Input consists of several test cases. Each test case is a single line containing a WFF with no more than 100 symbols. A line containing 0 follows the last case.

Output

For each test case, output a line containing tautology or not as appropriate.

Sample Input

ApNp
ApNq
0

Sample Output

tautology
not

这个题记得是离散数学里面的内容，题意是判断给定的字符串是不是永远为1，就是不管p、q、r、s、t取什么值，其结果都是1。

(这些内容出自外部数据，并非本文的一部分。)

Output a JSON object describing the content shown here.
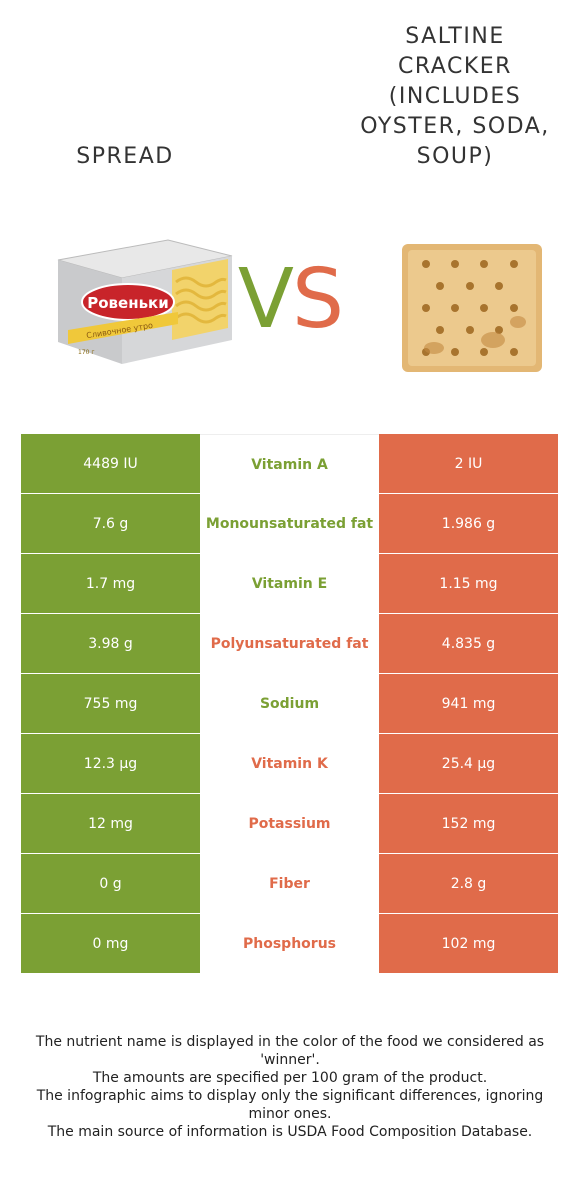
{
  "foods": {
    "left": {
      "name": "SPREAD",
      "color": "#7ba034",
      "image": "spread-package-image"
    },
    "right": {
      "name": "SALTINE CRACKER (INCLUDES OYSTER, SODA, SOUP)",
      "color": "#e06b4a",
      "image": "saltine-cracker-image"
    }
  },
  "vs": {
    "v": "V",
    "s": "S"
  },
  "package_text": {
    "brand": "Ровеньки",
    "product": "Сливочное утро",
    "weight": "170 г"
  },
  "rows": [
    {
      "left": "4489 IU",
      "nutrient": "Vitamin A",
      "right": "2 IU",
      "winner": "left"
    },
    {
      "left": "7.6 g",
      "nutrient": "Monounsaturated fat",
      "right": "1.986 g",
      "winner": "left"
    },
    {
      "left": "1.7 mg",
      "nutrient": "Vitamin E",
      "right": "1.15 mg",
      "winner": "left"
    },
    {
      "left": "3.98 g",
      "nutrient": "Polyunsaturated fat",
      "right": "4.835 g",
      "winner": "right"
    },
    {
      "left": "755 mg",
      "nutrient": "Sodium",
      "right": "941 mg",
      "winner": "left"
    },
    {
      "left": "12.3 µg",
      "nutrient": "Vitamin K",
      "right": "25.4 µg",
      "winner": "right"
    },
    {
      "left": "12 mg",
      "nutrient": "Potassium",
      "right": "152 mg",
      "winner": "right"
    },
    {
      "left": "0 g",
      "nutrient": "Fiber",
      "right": "2.8 g",
      "winner": "right"
    },
    {
      "left": "0 mg",
      "nutrient": "Phosphorus",
      "right": "102 mg",
      "winner": "right"
    }
  ],
  "footer": [
    "The nutrient name is displayed in the color of the food we considered as 'winner'.",
    "The amounts are specified per 100 gram of the product.",
    "The infographic aims to display only the significant differences, ignoring minor ones.",
    "The main source of information is USDA Food Composition Database."
  ]
}
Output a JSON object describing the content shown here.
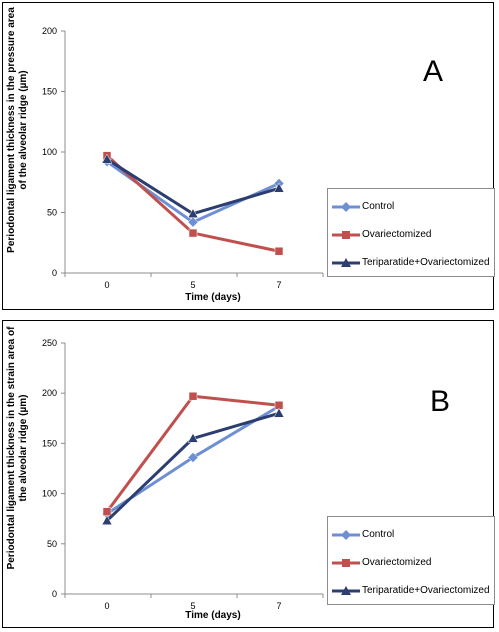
{
  "chart_data": [
    {
      "type": "line",
      "panel_label": "A",
      "ylabel": "Periodontal ligament thickness in the pressure area of the alveolar ridge (µm)",
      "xlabel": "Time (days)",
      "categories": [
        "0",
        "5",
        "7"
      ],
      "ylim": [
        0,
        200
      ],
      "yticks": [
        "0",
        "50",
        "100",
        "150",
        "200"
      ],
      "grid": false,
      "legend_position": "right",
      "series": [
        {
          "name": "Control",
          "values": [
            92,
            42,
            74
          ],
          "color": "#6e8fd4",
          "marker": "diamond"
        },
        {
          "name": "Ovariectomized",
          "values": [
            97,
            33,
            18
          ],
          "color": "#c0504d",
          "marker": "square"
        },
        {
          "name": "Teriparatide+Ovariectomized",
          "values": [
            94,
            49,
            70
          ],
          "color": "#2c3e70",
          "marker": "triangle"
        }
      ]
    },
    {
      "type": "line",
      "panel_label": "B",
      "ylabel": "Periodontal ligament thickness in the strain area of the alveolar ridge (µm)",
      "xlabel": "Time (days)",
      "categories": [
        "0",
        "5",
        "7"
      ],
      "ylim": [
        0,
        250
      ],
      "yticks": [
        "0",
        "50",
        "100",
        "150",
        "200",
        "250"
      ],
      "grid": false,
      "legend_position": "right",
      "series": [
        {
          "name": "Control",
          "values": [
            80,
            136,
            187
          ],
          "color": "#6e8fd4",
          "marker": "diamond"
        },
        {
          "name": "Ovariectomized",
          "values": [
            82,
            197,
            188
          ],
          "color": "#c0504d",
          "marker": "square"
        },
        {
          "name": "Teriparatide+Ovariectomized",
          "values": [
            73,
            155,
            180
          ],
          "color": "#2c3e70",
          "marker": "triangle"
        }
      ]
    }
  ]
}
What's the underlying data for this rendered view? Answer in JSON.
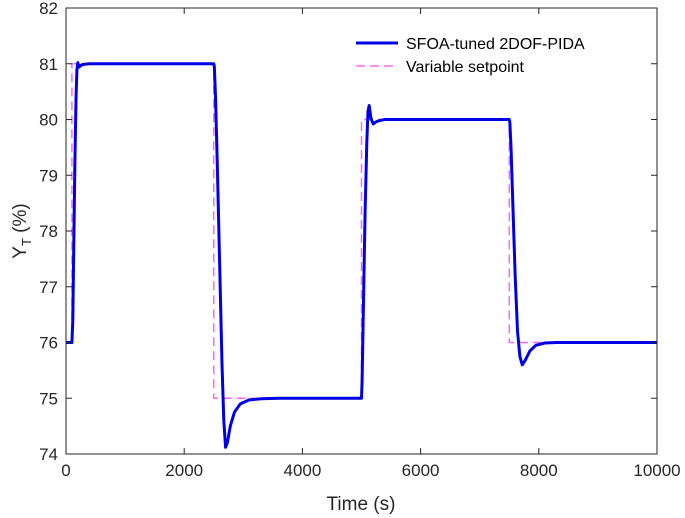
{
  "chart_data": {
    "type": "line",
    "xlabel": "Time (s)",
    "ylabel_main": "Y",
    "ylabel_sub": "T",
    "ylabel_unit": " (%)",
    "xlim": [
      0,
      10000
    ],
    "ylim": [
      74,
      82
    ],
    "xticks": [
      0,
      2000,
      4000,
      6000,
      8000,
      10000
    ],
    "xtick_labels": [
      "0",
      "2000",
      "4000",
      "6000",
      "8000",
      "10000"
    ],
    "yticks": [
      74,
      75,
      76,
      77,
      78,
      79,
      80,
      81,
      82
    ],
    "ytick_labels": [
      "74",
      "75",
      "76",
      "77",
      "78",
      "79",
      "80",
      "81",
      "82"
    ],
    "grid": false,
    "legend_position": "top-right",
    "series": [
      {
        "name": "SFOA-tuned 2DOF-PIDA",
        "color": "#0000e6",
        "style": "solid",
        "x": [
          0,
          100,
          115,
          130,
          150,
          170,
          185,
          200,
          220,
          250,
          300,
          400,
          600,
          2500,
          2510,
          2530,
          2560,
          2600,
          2640,
          2670,
          2700,
          2730,
          2780,
          2850,
          2950,
          3100,
          3300,
          3600,
          5000,
          5010,
          5030,
          5060,
          5090,
          5110,
          5130,
          5160,
          5200,
          5250,
          5300,
          5400,
          5600,
          7500,
          7510,
          7530,
          7560,
          7600,
          7640,
          7680,
          7720,
          7770,
          7850,
          7950,
          8100,
          8300,
          10000
        ],
        "y": [
          76,
          76,
          76.4,
          77.6,
          79.2,
          80.4,
          80.9,
          81.02,
          80.94,
          80.97,
          80.99,
          81,
          81,
          81,
          80.95,
          80.4,
          79.2,
          77.4,
          75.6,
          74.6,
          74.12,
          74.2,
          74.5,
          74.75,
          74.9,
          74.97,
          74.99,
          75,
          75,
          75.3,
          76.5,
          78.3,
          79.6,
          80.15,
          80.25,
          80.02,
          79.92,
          79.96,
          79.98,
          80,
          80,
          80,
          79.95,
          79.5,
          78.5,
          77.2,
          76.2,
          75.75,
          75.6,
          75.68,
          75.85,
          75.95,
          75.99,
          76,
          76
        ]
      },
      {
        "name": "Variable setpoint",
        "color": "#ff66ff",
        "style": "dashed",
        "x": [
          0,
          100,
          100,
          2500,
          2500,
          5000,
          5000,
          7500,
          7500,
          10000
        ],
        "y": [
          76,
          76,
          81,
          81,
          75,
          75,
          80,
          80,
          76,
          76
        ]
      }
    ]
  }
}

1AC。反正自从遇到了上一次类似的题目之后，做这种题自己的感受就是两点：

1.构造一个栈

2.从后往前面撸。

代码：

#include <iostream>
#include <string>
#include <cstring>
#include <algorithm>
#include <stack>
#include <cmath>
using namespace std;

stack <int> o_sta;
int p,q,r,s,t;
string test;
int len,i;

void push1(char a)
{
switch (a)
{
case 'p':
o_sta.push(p);
break;
case 'q':
o_sta.push(q);
break;
case 'r':
o_sta.push(r);
break;
case 's':
o_sta.push(s);
break;
case 't':
o_sta.push(t);
break;
default:
break;
}
}

void cal(char a)
{
int temp1,temp2;
switch (a)
{
case 'N':
temp1=o_sta.top();
o_sta.pop();
temp1=!temp1;
o_sta.push(temp1);
break;
case 'K':
temp1=o_sta.top();
o_sta.pop();
temp2=o_sta.top();
o_sta.pop();
temp1=temp1&temp2;
o_sta.push(temp1);
break;
case 'A':
temp1=o_sta.top();
o_sta.pop();
temp2=o_sta.top();
o_sta.pop();
temp1=temp1|temp2;
o_sta.push(temp1);
break;
case 'C':
temp1=o_sta.top();
o_sta.pop();
temp2=o_sta.top();
o_sta.pop();
temp1=temp1-temp2;
if(temp1==1)
o_sta.push(0);
else
o_sta.push(1);
break;
case 'E':
temp1=o_sta.top();
o_sta.pop();
temp2=o_sta.top();
o_sta.pop();
temp1=temp1-temp2;
if(temp1==0)
o_sta.push(1);
else
o_sta.push(0);
break;
default:
break;
}
}

bool solve()
{
for(p=0;p<=1;p++)
{
for(q=0;q<=1;q++)
{
for(r=0;r<=1;r++)
{
for(s=0;s<=1;s++)
{
for(t=0;t<=1;t++)
{
for(i=len-1;i>=0;i--)
{
if(test[i]=='p'||test[i]=='q'||test[i]=='r'||test[i]=='s'||test[i]=='t')
push1(test[i]);
else
cal(test[i]);
}
if(o_sta.top()==0)
return false;
}
}
}
}
}
return true;
}
int main()
{
while(cin>>test)
{
if(test=="0")
break;
len=test.length();

if(solve())
{
cout<<"tautology"<<endl;
}
else
{
cout<<"not"<<endl;
}
}
//system("pause");
return 0;
}